Minggu, 11 Mei 2014

Aktivis Pembela HAM: Perlu Evaluasi Penempatan Brimob di Dogiyai


Yones Douw. Foto: Dok. MS
Nabire, MAJALAH SELANGKAH -- Aktivis Pembela Hak Asasi Manusia (HAM) dari Keadilan, Perdamaian dan Keutuhan Ciptaan (KPKC) Gereja KINGMI Papua, Yones Douw mendesak pemerintah dan Kapolda Papua segera evaluasi kembali penempatan Brimob di Kabupaten Dogiyai karena salah menggunakan alat negara yang mengarah pada pelanggaran hak asasi manusia di Dogiyai.

Hal ini dikatakannya kepada majalahselangkah.com menanggapi insiden penembakan kala warga Dogiyai mendatangi pos Brimob guna menanyakan perihal insiden kecelakaan maut di Epeida, dan penembakan oleh Brimob terhadap warga sipil di Dogiyai.

Kata Yones, masyarakat mendatangi pos Brimob bukan menyerang tetapi kedatangan masyarakat hanya meminta pertanggungjawaban dari sopir penabrak.

"Siapa saja dan bangsa manapun juga itu kalau keluarga yang mati secara tidak wajar itu pasti ada reaksinya karena bagian dari kekecewaan. Masyarakat datang ke mako Brimob itu bukan bagian dari melampiaskan emosi, tetapi itu mereka mau datang tanya," ungkapnya di Nabire, Sabtu (10/05) siang.

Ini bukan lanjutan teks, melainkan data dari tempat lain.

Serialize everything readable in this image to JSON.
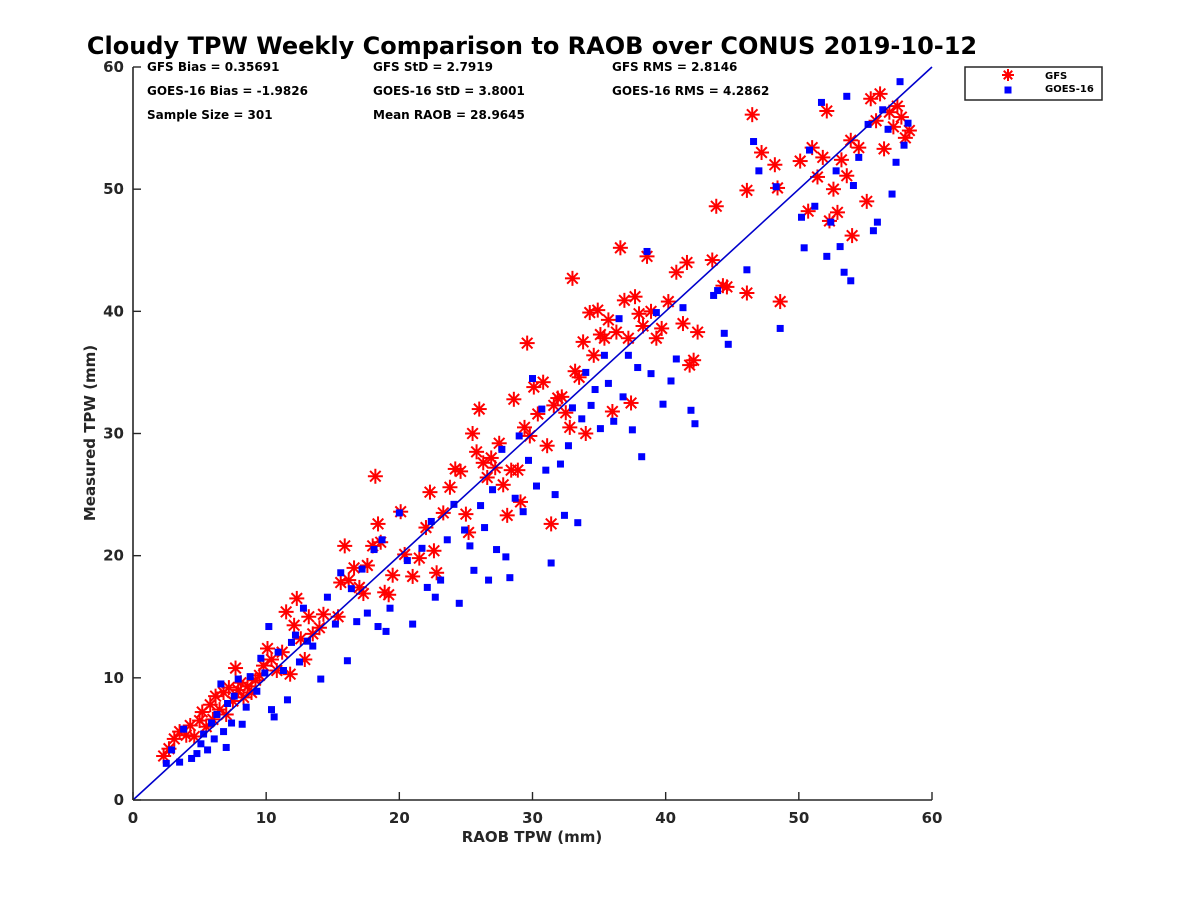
{
  "chart_data": {
    "type": "scatter",
    "title": "Cloudy TPW Weekly Comparison to RAOB over CONUS 2019-10-12",
    "xlabel": "RAOB TPW (mm)",
    "ylabel": "Measured TPW (mm)",
    "xlim": [
      0,
      60
    ],
    "ylim": [
      0,
      60
    ],
    "xticks": [
      "0",
      "10",
      "20",
      "30",
      "40",
      "50",
      "60"
    ],
    "yticks": [
      "0",
      "10",
      "20",
      "30",
      "40",
      "50",
      "60"
    ],
    "grid": false,
    "legend_position": "outside-top-right",
    "reference_line": {
      "name": "1:1 line",
      "x": [
        0,
        60
      ],
      "y": [
        0,
        60
      ],
      "color": "#0000cc"
    },
    "stats": [
      [
        "GFS Bias = 0.35691",
        "GFS StD = 2.7919",
        "GFS RMS = 2.8146"
      ],
      [
        "GOES-16 Bias = -1.9826",
        "GOES-16 StD = 3.8001",
        "GOES-16 RMS = 4.2862"
      ],
      [
        "Sample Size = 301",
        "Mean RAOB = 28.9645"
      ]
    ],
    "series": [
      {
        "name": "GFS",
        "marker": "asterisk",
        "color": "#ff0000",
        "points": [
          [
            2.3,
            3.6
          ],
          [
            2.7,
            4.2
          ],
          [
            3.1,
            5.0
          ],
          [
            3.5,
            5.6
          ],
          [
            4.0,
            5.3
          ],
          [
            4.3,
            6.1
          ],
          [
            4.6,
            5.2
          ],
          [
            5.0,
            6.5
          ],
          [
            5.2,
            7.2
          ],
          [
            5.5,
            6.0
          ],
          [
            5.8,
            7.8
          ],
          [
            6.0,
            6.6
          ],
          [
            6.2,
            8.5
          ],
          [
            6.5,
            7.4
          ],
          [
            6.8,
            8.8
          ],
          [
            7.0,
            7.0
          ],
          [
            7.2,
            9.2
          ],
          [
            7.5,
            8.1
          ],
          [
            7.7,
            10.8
          ],
          [
            7.9,
            9.0
          ],
          [
            8.1,
            9.6
          ],
          [
            8.3,
            8.4
          ],
          [
            8.6,
            9.3
          ],
          [
            8.9,
            8.8
          ],
          [
            9.2,
            9.8
          ],
          [
            9.5,
            10.2
          ],
          [
            9.8,
            11.0
          ],
          [
            10.1,
            12.4
          ],
          [
            10.4,
            11.5
          ],
          [
            10.8,
            10.6
          ],
          [
            11.2,
            12.1
          ],
          [
            11.5,
            15.4
          ],
          [
            11.8,
            10.3
          ],
          [
            12.1,
            14.3
          ],
          [
            12.3,
            16.5
          ],
          [
            12.6,
            13.2
          ],
          [
            12.9,
            11.5
          ],
          [
            13.2,
            15.0
          ],
          [
            13.5,
            13.6
          ],
          [
            14.0,
            14.1
          ],
          [
            14.3,
            15.2
          ],
          [
            15.4,
            15.0
          ],
          [
            15.6,
            17.8
          ],
          [
            15.9,
            20.8
          ],
          [
            16.2,
            18.0
          ],
          [
            16.6,
            19.0
          ],
          [
            17.0,
            17.4
          ],
          [
            17.3,
            16.9
          ],
          [
            17.6,
            19.2
          ],
          [
            18.0,
            20.8
          ],
          [
            18.2,
            26.5
          ],
          [
            18.4,
            22.6
          ],
          [
            18.6,
            21.1
          ],
          [
            18.9,
            17.0
          ],
          [
            19.2,
            16.8
          ],
          [
            19.5,
            18.4
          ],
          [
            20.1,
            23.6
          ],
          [
            20.4,
            20.1
          ],
          [
            21.0,
            18.3
          ],
          [
            21.5,
            19.8
          ],
          [
            22.0,
            22.3
          ],
          [
            22.3,
            25.2
          ],
          [
            22.6,
            20.4
          ],
          [
            22.8,
            18.6
          ],
          [
            23.3,
            23.5
          ],
          [
            23.8,
            25.6
          ],
          [
            24.2,
            27.1
          ],
          [
            24.6,
            26.9
          ],
          [
            25.0,
            23.4
          ],
          [
            25.2,
            21.9
          ],
          [
            25.5,
            30.0
          ],
          [
            25.8,
            28.5
          ],
          [
            26.0,
            32.0
          ],
          [
            26.3,
            27.6
          ],
          [
            26.6,
            26.4
          ],
          [
            26.9,
            28.0
          ],
          [
            27.2,
            27.2
          ],
          [
            27.5,
            29.2
          ],
          [
            27.8,
            25.8
          ],
          [
            28.1,
            23.3
          ],
          [
            28.4,
            27.0
          ],
          [
            28.6,
            32.8
          ],
          [
            28.9,
            27.0
          ],
          [
            29.1,
            24.4
          ],
          [
            29.4,
            30.5
          ],
          [
            29.6,
            37.4
          ],
          [
            29.8,
            29.8
          ],
          [
            30.1,
            33.8
          ],
          [
            30.4,
            31.6
          ],
          [
            30.8,
            34.2
          ],
          [
            31.1,
            29.0
          ],
          [
            31.4,
            22.6
          ],
          [
            31.6,
            32.3
          ],
          [
            31.9,
            32.9
          ],
          [
            32.2,
            33.0
          ],
          [
            32.5,
            31.7
          ],
          [
            32.8,
            30.5
          ],
          [
            33.0,
            42.7
          ],
          [
            33.2,
            35.1
          ],
          [
            33.5,
            34.6
          ],
          [
            33.8,
            37.5
          ],
          [
            34.0,
            30.0
          ],
          [
            34.3,
            39.9
          ],
          [
            34.6,
            36.4
          ],
          [
            34.9,
            40.1
          ],
          [
            35.1,
            38.1
          ],
          [
            35.4,
            37.8
          ],
          [
            35.7,
            39.3
          ],
          [
            36.0,
            31.8
          ],
          [
            36.3,
            38.3
          ],
          [
            36.6,
            45.2
          ],
          [
            36.9,
            40.9
          ],
          [
            37.2,
            37.8
          ],
          [
            37.4,
            32.5
          ],
          [
            37.7,
            41.2
          ],
          [
            38.0,
            39.8
          ],
          [
            38.3,
            38.8
          ],
          [
            38.6,
            44.5
          ],
          [
            38.9,
            40.0
          ],
          [
            39.3,
            37.8
          ],
          [
            39.7,
            38.6
          ],
          [
            40.2,
            40.8
          ],
          [
            40.8,
            43.2
          ],
          [
            41.3,
            39.0
          ],
          [
            41.6,
            44.0
          ],
          [
            41.8,
            35.6
          ],
          [
            42.1,
            36.0
          ],
          [
            42.4,
            38.3
          ],
          [
            43.5,
            44.2
          ],
          [
            43.8,
            48.6
          ],
          [
            44.3,
            42.1
          ],
          [
            44.6,
            42.0
          ],
          [
            46.1,
            41.5
          ],
          [
            46.1,
            49.9
          ],
          [
            46.5,
            56.1
          ],
          [
            47.2,
            53.0
          ],
          [
            48.2,
            52.0
          ],
          [
            48.4,
            50.1
          ],
          [
            48.6,
            40.8
          ],
          [
            50.1,
            52.3
          ],
          [
            50.7,
            48.2
          ],
          [
            51.0,
            53.4
          ],
          [
            51.4,
            51.0
          ],
          [
            51.8,
            52.6
          ],
          [
            52.1,
            56.4
          ],
          [
            52.3,
            47.4
          ],
          [
            52.6,
            50.0
          ],
          [
            52.9,
            48.1
          ],
          [
            53.2,
            52.4
          ],
          [
            53.6,
            51.1
          ],
          [
            53.9,
            54.0
          ],
          [
            54.0,
            46.2
          ],
          [
            54.5,
            53.4
          ],
          [
            55.1,
            49.0
          ],
          [
            55.4,
            57.4
          ],
          [
            55.8,
            55.6
          ],
          [
            56.1,
            57.8
          ],
          [
            56.4,
            53.3
          ],
          [
            56.8,
            56.3
          ],
          [
            57.1,
            55.1
          ],
          [
            57.4,
            56.8
          ],
          [
            57.7,
            55.9
          ],
          [
            58.0,
            54.2
          ],
          [
            58.3,
            54.8
          ]
        ]
      },
      {
        "name": "GOES-16",
        "marker": "square",
        "color": "#0000ff",
        "points": [
          [
            2.5,
            3.0
          ],
          [
            2.9,
            4.1
          ],
          [
            3.5,
            3.1
          ],
          [
            3.8,
            5.8
          ],
          [
            4.4,
            3.4
          ],
          [
            4.8,
            3.8
          ],
          [
            5.1,
            4.6
          ],
          [
            5.3,
            5.4
          ],
          [
            5.6,
            4.1
          ],
          [
            5.9,
            6.3
          ],
          [
            6.1,
            5.0
          ],
          [
            6.3,
            7.0
          ],
          [
            6.6,
            9.5
          ],
          [
            6.8,
            5.6
          ],
          [
            7.0,
            4.3
          ],
          [
            7.1,
            7.9
          ],
          [
            7.4,
            6.3
          ],
          [
            7.6,
            8.5
          ],
          [
            7.9,
            9.9
          ],
          [
            8.2,
            6.2
          ],
          [
            8.5,
            7.6
          ],
          [
            8.8,
            10.1
          ],
          [
            9.3,
            8.9
          ],
          [
            9.6,
            11.6
          ],
          [
            9.9,
            10.4
          ],
          [
            10.2,
            14.2
          ],
          [
            10.4,
            7.4
          ],
          [
            10.6,
            6.8
          ],
          [
            10.9,
            12.1
          ],
          [
            11.3,
            10.6
          ],
          [
            11.6,
            8.2
          ],
          [
            11.9,
            12.9
          ],
          [
            12.2,
            13.5
          ],
          [
            12.5,
            11.3
          ],
          [
            12.8,
            15.7
          ],
          [
            13.1,
            13.0
          ],
          [
            13.5,
            12.6
          ],
          [
            14.1,
            9.9
          ],
          [
            14.6,
            16.6
          ],
          [
            15.2,
            14.4
          ],
          [
            15.6,
            18.6
          ],
          [
            16.1,
            11.4
          ],
          [
            16.4,
            17.3
          ],
          [
            16.8,
            14.6
          ],
          [
            17.2,
            18.9
          ],
          [
            17.6,
            15.3
          ],
          [
            18.1,
            20.5
          ],
          [
            18.4,
            14.2
          ],
          [
            18.7,
            21.3
          ],
          [
            19.0,
            13.8
          ],
          [
            19.3,
            15.7
          ],
          [
            20.0,
            23.5
          ],
          [
            20.6,
            19.6
          ],
          [
            21.0,
            14.4
          ],
          [
            21.7,
            20.6
          ],
          [
            22.1,
            17.4
          ],
          [
            22.4,
            22.8
          ],
          [
            22.7,
            16.6
          ],
          [
            23.1,
            18.0
          ],
          [
            23.6,
            21.3
          ],
          [
            24.1,
            24.2
          ],
          [
            24.5,
            16.1
          ],
          [
            24.9,
            22.1
          ],
          [
            25.3,
            20.8
          ],
          [
            25.6,
            18.8
          ],
          [
            26.1,
            24.1
          ],
          [
            26.4,
            22.3
          ],
          [
            26.7,
            18.0
          ],
          [
            27.0,
            25.4
          ],
          [
            27.3,
            20.5
          ],
          [
            27.7,
            28.7
          ],
          [
            28.0,
            19.9
          ],
          [
            28.3,
            18.2
          ],
          [
            28.7,
            24.7
          ],
          [
            29.0,
            29.8
          ],
          [
            29.3,
            23.6
          ],
          [
            29.7,
            27.8
          ],
          [
            30.0,
            34.5
          ],
          [
            30.3,
            25.7
          ],
          [
            30.7,
            32.0
          ],
          [
            31.0,
            27.0
          ],
          [
            31.4,
            19.4
          ],
          [
            31.7,
            25.0
          ],
          [
            32.1,
            27.5
          ],
          [
            32.4,
            23.3
          ],
          [
            32.7,
            29.0
          ],
          [
            33.0,
            32.1
          ],
          [
            33.4,
            22.7
          ],
          [
            33.7,
            31.2
          ],
          [
            34.0,
            35.0
          ],
          [
            34.4,
            32.3
          ],
          [
            34.7,
            33.6
          ],
          [
            35.1,
            30.4
          ],
          [
            35.4,
            36.4
          ],
          [
            35.7,
            34.1
          ],
          [
            36.1,
            31.0
          ],
          [
            36.5,
            39.4
          ],
          [
            36.8,
            33.0
          ],
          [
            37.2,
            36.4
          ],
          [
            37.5,
            30.3
          ],
          [
            37.9,
            35.4
          ],
          [
            38.2,
            28.1
          ],
          [
            38.6,
            44.9
          ],
          [
            38.9,
            34.9
          ],
          [
            39.3,
            39.9
          ],
          [
            39.8,
            32.4
          ],
          [
            40.4,
            34.3
          ],
          [
            40.8,
            36.1
          ],
          [
            41.3,
            40.3
          ],
          [
            41.9,
            31.9
          ],
          [
            42.2,
            30.8
          ],
          [
            43.6,
            41.3
          ],
          [
            43.9,
            41.7
          ],
          [
            44.4,
            38.2
          ],
          [
            44.7,
            37.3
          ],
          [
            46.1,
            43.4
          ],
          [
            46.6,
            53.9
          ],
          [
            47.0,
            51.5
          ],
          [
            48.3,
            50.2
          ],
          [
            48.6,
            38.6
          ],
          [
            50.2,
            47.7
          ],
          [
            50.4,
            45.2
          ],
          [
            50.8,
            53.2
          ],
          [
            51.2,
            48.6
          ],
          [
            51.7,
            57.1
          ],
          [
            52.1,
            44.5
          ],
          [
            52.4,
            47.3
          ],
          [
            52.8,
            51.5
          ],
          [
            53.1,
            45.3
          ],
          [
            53.4,
            43.2
          ],
          [
            53.6,
            57.6
          ],
          [
            53.9,
            42.5
          ],
          [
            54.1,
            50.3
          ],
          [
            54.5,
            52.6
          ],
          [
            55.2,
            55.3
          ],
          [
            55.6,
            46.6
          ],
          [
            55.9,
            47.3
          ],
          [
            56.3,
            56.5
          ],
          [
            56.7,
            54.9
          ],
          [
            57.0,
            49.6
          ],
          [
            57.3,
            52.2
          ],
          [
            57.6,
            58.8
          ],
          [
            57.9,
            53.6
          ],
          [
            58.2,
            55.4
          ]
        ]
      }
    ]
  }
}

Menurutnya, Brimob seakan-akan menganggap warga Dogiyai adalah musuh negara sehingga melakukan penembakan secara emosional dengan menggunakan alat negara. Brimob tidak menanggapi kedatangan warga secara serius untuk diusut masalahnya secara tuntas.

Ia menambahkan, kasus pelanggaran HAM oleh Brimob di Dogiyai dalam beberapa tahun terakhir telah dilakukan dua kali sehingga penempatan korps Brimob harus dievaluasi kembali.

"Brimob sudah dua kali dan berkali-kali melakukan kasus di Dogiyai, jadi soal itu bupati Dogiyai dan Polda Papua harus evaluasi kembali karena Brimob sudah mengeluarkan darah orang Dogiyai dan nanti juga mereka akan melakukan hal sama yang mengarah kepada pelanggaran hak asasi manusia," tuturnya mengkritik.

"Pelanggaran hak asasi manusia itu menggunakan alat negara seperti sangkur dan senjata, jadi itu murni aparat melakukan pelanggaran hak asasi manusia, bukan orang mati. Melukai orang, mengeluarkan darah orang lain, mencederai orang lain terus menghilangkan bentuk tubuh lain itu sudah pelanggaran hak asasi manusia. Jadi, kami dari pembela hak asasi manusia meminta penempatan Brimob dan Kopassus di Dogiyai harus dievaluasi".

Ia juga bertanya alasan penabrak mencari perlindungan di pos Brimob, bukan di kantor polisi yang nota bene sebagai penegak hukum serta lebih dekat dengan lokasi terjadinya tabrakan maut.

Sebagai pembela HAM, ia merasa Polda mempermainkan perasaan masyarakat Dogiyai karena kasus berdarah Dogiyai sebelumnya hingga kini belum pernah diusut tuntas. Kasus ini pun, ia kurang percaya untuk akan ditangani.

Hal ini karena dari waktu ke waktu hanya ada janji akan diusut tuntas di depan masyarakat mengenai kasus yang bersentuhan dengan HAM, tetapi fakta di depan hukum tidak pernah terealisasi.

"Sampai hari ini Kapolda masih belum tuntaskan kasus Dogiyai yang lalu, dan kasus ini pun pasti Kapolda tidak akan tuntaskan karena orang Papua yang ditembak itu tidak ada nilai bagi Indonesia ini, sekali lagi, orang Papua yang ditembak atau orang Papua yang ditabrak itu tidak ada harga bagi negara ini," tutupnya.